A credible source, The Electoral Reform Knowledge Network (ACE), refers to the installation of MMP in Germany as an “External Imposition”. The same source also refers to some compromise. So, the premise of this blog seems like a fanciful splitting of hairs.1. https://aceproject.org/regions-en/countries-and-territories/DE/case-studies/germany-the-original-mixed-member-proportional-system 2. https://aceproject.org/main/english/es/esb03.htm
Winston Churchill stated on a number of occasions that, in general, he preferred proportional representation. I am not personally aware of any specific Churchill statements in respect of Germany, although he certainly may have done so..
From ACE:
” External Imposition
A small number of electoral systems were more consciously designed and imposed on nation states by external powers. Two of the most vivid examples of this phenomenon occurred in West Germany after the Second World War, and in Namibia in the late 1980s.

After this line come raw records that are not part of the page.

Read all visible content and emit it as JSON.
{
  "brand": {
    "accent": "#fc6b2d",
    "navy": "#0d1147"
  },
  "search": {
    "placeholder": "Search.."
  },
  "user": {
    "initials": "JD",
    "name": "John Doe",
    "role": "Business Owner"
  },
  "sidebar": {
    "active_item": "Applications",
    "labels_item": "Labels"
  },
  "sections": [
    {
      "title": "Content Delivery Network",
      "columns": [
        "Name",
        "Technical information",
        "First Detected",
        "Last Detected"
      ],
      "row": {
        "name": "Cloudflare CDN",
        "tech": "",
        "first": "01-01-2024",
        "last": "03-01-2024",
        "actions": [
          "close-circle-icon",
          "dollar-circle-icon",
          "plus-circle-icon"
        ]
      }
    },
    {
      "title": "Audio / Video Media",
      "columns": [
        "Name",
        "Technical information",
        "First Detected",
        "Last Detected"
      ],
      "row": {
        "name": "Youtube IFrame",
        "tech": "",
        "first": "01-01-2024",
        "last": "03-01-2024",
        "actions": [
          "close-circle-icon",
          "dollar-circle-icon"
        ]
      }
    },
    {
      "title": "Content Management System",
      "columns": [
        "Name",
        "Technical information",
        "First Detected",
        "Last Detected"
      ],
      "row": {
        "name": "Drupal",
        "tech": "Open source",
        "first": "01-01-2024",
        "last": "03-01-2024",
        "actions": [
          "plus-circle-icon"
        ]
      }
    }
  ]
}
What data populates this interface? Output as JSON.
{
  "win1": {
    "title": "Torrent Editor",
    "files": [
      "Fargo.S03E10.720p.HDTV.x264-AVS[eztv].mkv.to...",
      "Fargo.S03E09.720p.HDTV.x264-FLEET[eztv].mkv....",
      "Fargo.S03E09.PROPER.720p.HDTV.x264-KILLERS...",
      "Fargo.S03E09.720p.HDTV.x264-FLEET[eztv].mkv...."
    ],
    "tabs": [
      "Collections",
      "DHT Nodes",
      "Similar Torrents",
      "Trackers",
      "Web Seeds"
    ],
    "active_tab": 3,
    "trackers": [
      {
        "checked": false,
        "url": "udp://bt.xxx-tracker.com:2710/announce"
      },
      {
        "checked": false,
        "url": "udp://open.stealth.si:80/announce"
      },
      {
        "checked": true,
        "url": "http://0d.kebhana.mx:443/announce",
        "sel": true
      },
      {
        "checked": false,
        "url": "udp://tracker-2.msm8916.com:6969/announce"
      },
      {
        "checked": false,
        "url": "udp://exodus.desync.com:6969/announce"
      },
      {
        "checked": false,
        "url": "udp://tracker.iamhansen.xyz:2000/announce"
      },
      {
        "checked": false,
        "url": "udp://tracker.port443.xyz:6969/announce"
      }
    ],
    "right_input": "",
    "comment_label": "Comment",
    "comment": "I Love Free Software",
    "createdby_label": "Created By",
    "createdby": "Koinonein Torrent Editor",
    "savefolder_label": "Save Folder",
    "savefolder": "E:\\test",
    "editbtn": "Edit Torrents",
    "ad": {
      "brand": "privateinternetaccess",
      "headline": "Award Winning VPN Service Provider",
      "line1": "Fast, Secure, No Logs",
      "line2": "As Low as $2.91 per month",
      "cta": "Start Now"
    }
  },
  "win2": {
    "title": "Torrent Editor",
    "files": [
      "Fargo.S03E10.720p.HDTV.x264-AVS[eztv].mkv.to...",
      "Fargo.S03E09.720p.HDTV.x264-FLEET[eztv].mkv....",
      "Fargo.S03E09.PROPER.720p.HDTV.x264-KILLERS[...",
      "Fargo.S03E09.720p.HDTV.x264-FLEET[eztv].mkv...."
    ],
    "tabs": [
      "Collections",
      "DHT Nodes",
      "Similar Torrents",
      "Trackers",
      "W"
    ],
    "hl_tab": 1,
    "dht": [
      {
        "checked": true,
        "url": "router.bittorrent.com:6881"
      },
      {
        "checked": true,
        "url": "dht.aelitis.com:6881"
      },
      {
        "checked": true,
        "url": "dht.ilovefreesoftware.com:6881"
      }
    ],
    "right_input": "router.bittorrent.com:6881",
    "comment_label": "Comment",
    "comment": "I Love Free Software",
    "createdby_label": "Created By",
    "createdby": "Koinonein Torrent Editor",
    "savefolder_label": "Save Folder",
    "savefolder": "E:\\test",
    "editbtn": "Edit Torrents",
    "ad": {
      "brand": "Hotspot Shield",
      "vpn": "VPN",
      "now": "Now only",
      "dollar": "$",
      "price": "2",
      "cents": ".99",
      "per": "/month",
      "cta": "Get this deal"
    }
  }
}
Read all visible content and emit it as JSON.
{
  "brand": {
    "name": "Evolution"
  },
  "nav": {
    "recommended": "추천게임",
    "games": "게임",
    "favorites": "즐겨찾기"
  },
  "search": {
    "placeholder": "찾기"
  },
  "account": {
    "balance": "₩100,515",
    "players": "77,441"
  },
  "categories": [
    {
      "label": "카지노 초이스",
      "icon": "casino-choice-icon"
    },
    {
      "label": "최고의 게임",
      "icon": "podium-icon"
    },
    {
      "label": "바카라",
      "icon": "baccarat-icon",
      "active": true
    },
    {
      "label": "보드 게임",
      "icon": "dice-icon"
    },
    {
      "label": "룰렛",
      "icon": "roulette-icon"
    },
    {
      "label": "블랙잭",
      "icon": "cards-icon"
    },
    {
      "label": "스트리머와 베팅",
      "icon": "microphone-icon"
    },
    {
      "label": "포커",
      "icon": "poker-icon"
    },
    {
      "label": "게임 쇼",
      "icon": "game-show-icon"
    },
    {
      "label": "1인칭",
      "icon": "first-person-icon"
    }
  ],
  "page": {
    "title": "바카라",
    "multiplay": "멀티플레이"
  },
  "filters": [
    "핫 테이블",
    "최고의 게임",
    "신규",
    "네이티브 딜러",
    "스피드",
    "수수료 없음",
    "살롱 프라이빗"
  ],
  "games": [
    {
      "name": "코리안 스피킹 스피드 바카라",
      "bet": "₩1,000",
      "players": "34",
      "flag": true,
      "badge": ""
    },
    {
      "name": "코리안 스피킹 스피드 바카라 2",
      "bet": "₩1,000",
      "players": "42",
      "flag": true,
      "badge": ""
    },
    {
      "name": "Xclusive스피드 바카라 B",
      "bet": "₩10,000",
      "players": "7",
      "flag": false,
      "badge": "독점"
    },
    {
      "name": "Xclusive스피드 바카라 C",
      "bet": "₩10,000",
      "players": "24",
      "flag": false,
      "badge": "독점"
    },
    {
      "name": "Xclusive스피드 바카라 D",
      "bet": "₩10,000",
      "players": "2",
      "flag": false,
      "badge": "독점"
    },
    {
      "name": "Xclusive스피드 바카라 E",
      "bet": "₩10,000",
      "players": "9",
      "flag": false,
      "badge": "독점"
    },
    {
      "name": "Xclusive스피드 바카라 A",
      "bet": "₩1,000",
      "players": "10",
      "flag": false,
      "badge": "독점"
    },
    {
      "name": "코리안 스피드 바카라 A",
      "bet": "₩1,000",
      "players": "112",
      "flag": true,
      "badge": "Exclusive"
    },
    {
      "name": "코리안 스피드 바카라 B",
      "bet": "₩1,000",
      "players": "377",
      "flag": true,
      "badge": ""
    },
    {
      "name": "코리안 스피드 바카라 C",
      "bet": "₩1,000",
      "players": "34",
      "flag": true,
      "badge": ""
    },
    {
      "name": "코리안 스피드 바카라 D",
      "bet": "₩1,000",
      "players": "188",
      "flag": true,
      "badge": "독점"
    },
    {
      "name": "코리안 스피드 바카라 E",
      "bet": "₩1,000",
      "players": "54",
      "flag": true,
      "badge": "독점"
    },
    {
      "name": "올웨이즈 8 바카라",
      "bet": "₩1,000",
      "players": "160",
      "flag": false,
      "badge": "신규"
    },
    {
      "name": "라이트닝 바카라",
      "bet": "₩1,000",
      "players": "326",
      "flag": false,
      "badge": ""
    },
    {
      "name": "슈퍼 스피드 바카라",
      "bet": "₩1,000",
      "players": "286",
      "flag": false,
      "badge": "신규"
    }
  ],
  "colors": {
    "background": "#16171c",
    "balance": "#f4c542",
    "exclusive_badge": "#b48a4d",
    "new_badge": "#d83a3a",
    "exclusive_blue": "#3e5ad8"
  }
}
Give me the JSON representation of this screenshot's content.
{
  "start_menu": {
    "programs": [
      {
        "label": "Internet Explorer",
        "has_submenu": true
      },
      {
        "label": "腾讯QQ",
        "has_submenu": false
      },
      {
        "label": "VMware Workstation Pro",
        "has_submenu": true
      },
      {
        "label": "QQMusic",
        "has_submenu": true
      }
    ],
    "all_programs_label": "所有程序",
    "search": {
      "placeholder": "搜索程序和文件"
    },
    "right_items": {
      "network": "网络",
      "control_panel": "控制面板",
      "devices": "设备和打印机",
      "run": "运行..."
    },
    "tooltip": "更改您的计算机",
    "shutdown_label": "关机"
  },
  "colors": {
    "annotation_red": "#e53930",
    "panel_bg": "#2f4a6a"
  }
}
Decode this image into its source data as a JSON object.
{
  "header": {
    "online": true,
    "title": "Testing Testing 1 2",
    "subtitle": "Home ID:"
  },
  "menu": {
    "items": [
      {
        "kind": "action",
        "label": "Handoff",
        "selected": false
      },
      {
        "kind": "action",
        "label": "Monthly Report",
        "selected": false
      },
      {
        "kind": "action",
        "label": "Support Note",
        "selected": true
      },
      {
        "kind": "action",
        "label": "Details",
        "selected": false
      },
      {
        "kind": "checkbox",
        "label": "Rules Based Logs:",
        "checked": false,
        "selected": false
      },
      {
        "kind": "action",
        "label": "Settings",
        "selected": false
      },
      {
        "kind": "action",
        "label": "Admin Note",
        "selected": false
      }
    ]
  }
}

In post-war Germany, both the departing British forces and the German parties were anxious to introduce a system which would avoid the damaging party proliferation and destabilisation of the Weimar years, and to incorporate the Anglo tradition of constituency representation because of unease with the 1919-1933 closed list electoral system which denied the voters a choice between candidates as well as parties.
During 1946, elections in the French and American zones of occupation were held under the previous Weimar electoral system. In the British zone a compromise was adopted which allowed voters to vote for constituency members with a number of list PR seats reserved to compensate for any disproportionality that arose from the districts. Thus the Mixed-Member Proportional Representation (MMP) system, which has since been emulated by a number of other countries, was born. This mixed system was eventually adopted for all parliamentary elections in 1949 but it was not until 1953 that two separate votes were introduced, one for the constituency member, and another based on the Länder, which ultimately determined the party composition of the Bundestag. The imposition of a five percent national threshold for party list representation helped focus the party system on three major groupings after 1949 – the Social Democrats, Christian Democrats and Free Democrats – although in all a total of 12 parties gained representation in those first post-war national elections.